A “significant breakthrough” in color switching for nanocrystals that unlocks exciting possibilities for a simple, energy-efficient display design and for tunable light sources for many technologies has been achieved by researchers at the Hebrew University of Jerusalem (HU).
Colored light and its tunability are the basis of many essential modern-day technologies from lighting and displays to fast optical fiber-communication networks.
The discovery also has potential applications for sensitive sensors of various substances, including biological and neuroscience uses and advancements in quantum-communication technologies. This nanomaterial breakthrough holds the promise of inspiring exciting innovations in the future, the team said.
They published their findings in the prestigious journal Nature Materials under the title “Electric field induced color switching in colloidal quantum dot molecules at room temperature.”
While nanocrystals offer color tunability and are used in various technologies, achieving a variety of colors requires using different nanocrystals for each color and dynamic switching between colors has not been possible.
Overcoming nanocrystal tech barriers
A team at HU’s Institute of Chemistry and the Center for Nanoscience and Nanotechnology including graduate student Yonatan Ossia with seven other members and led by Prof. Uri Banin, have now come up with an innovative solution to this problem. By developing a system of an “artificial molecule” made of two coupled semiconductor nanocrystals that emit light in two different colors, fast and instantaneous color switching was achieved.
Banin said that “our research is a big leap forward in nanomaterials for optoelectronics. This is an important step in our exposition of the idea of “nanocrystal chemistry” launched just a few years ago in our research group in which nanocrystals are building blocks of artificial molecules with exciting new functionalities.
Being able to switch colors so quickly and efficiently on the nanoscale as we have achieved has enormous possibilities.
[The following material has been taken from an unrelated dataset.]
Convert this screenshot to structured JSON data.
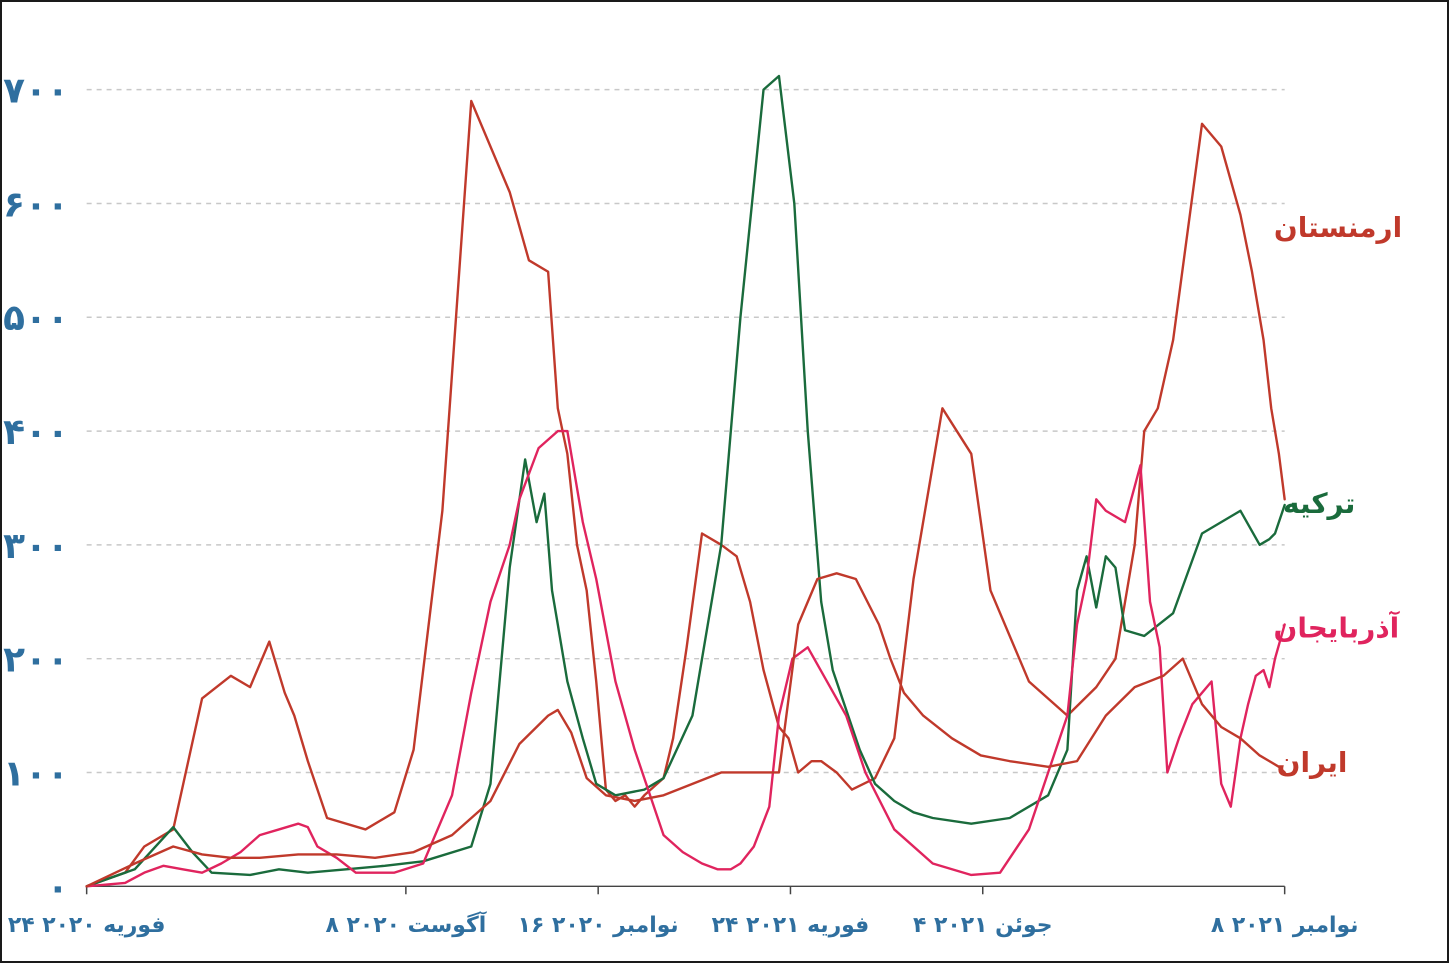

It could revolutionize advanced displays and create color-switchable single photon sources.”
When taking color-emitting semiconductors to the nanoscale (a nano is one-billionth of a meter, 100,000 times smaller than a human hair), an effect called quantum confinement comes into play. Changing the size of the nanocrystal modifies the color of the emitted light, so bright light sources can be obtained covering the entire visible spectrum.
Because of the unique color tunability of such nanocrystals and their easy fabrication and manipulation using wet chemistry, they are already widely used in high-quality commercial displays, giving them excellent color quality along with significant energy-saving characteristics.
But until now, achieving different colors such as needed for the different RGB pixels (composed of red, green and blue subpixels that light up at different intensities to create different colors and use in electronic displays like TVs, computer monitors, lighting, and digital cameras) required the use of different nanocrystals for each specific color. However, dynamic switching between the different colors was not possible.
Although color tuning of single colloidal nanocrystals which behave as “artificial atoms” has been studied and implemented in prototype optoelectronic devices, changing colors actively has been challenging because of the diminished brightness inherently accompanying the effect that produced only a slight shift of the color.
The research team overcame this limitation, by creating a novel molecule with two emission centers in which an electric field can tune the relative emission from each center, changing the color, yet, without losing brightness.
The artificial molecule can be made such that one of its constituent nanocrystals is tuned to emit “green” light, while the other “red” light. The emission of this new dual color emitting artificial molecule is sensitive to external voltage inducing an electric field – one polarity of the field induces emission of light from the “red” center, and switching the field to the other polarity, the color emission is switched instantaneously to “green”, and vice versa.
This color-switching phenomenon is reversible and immediate, as it does not include any structural motion of the molecule.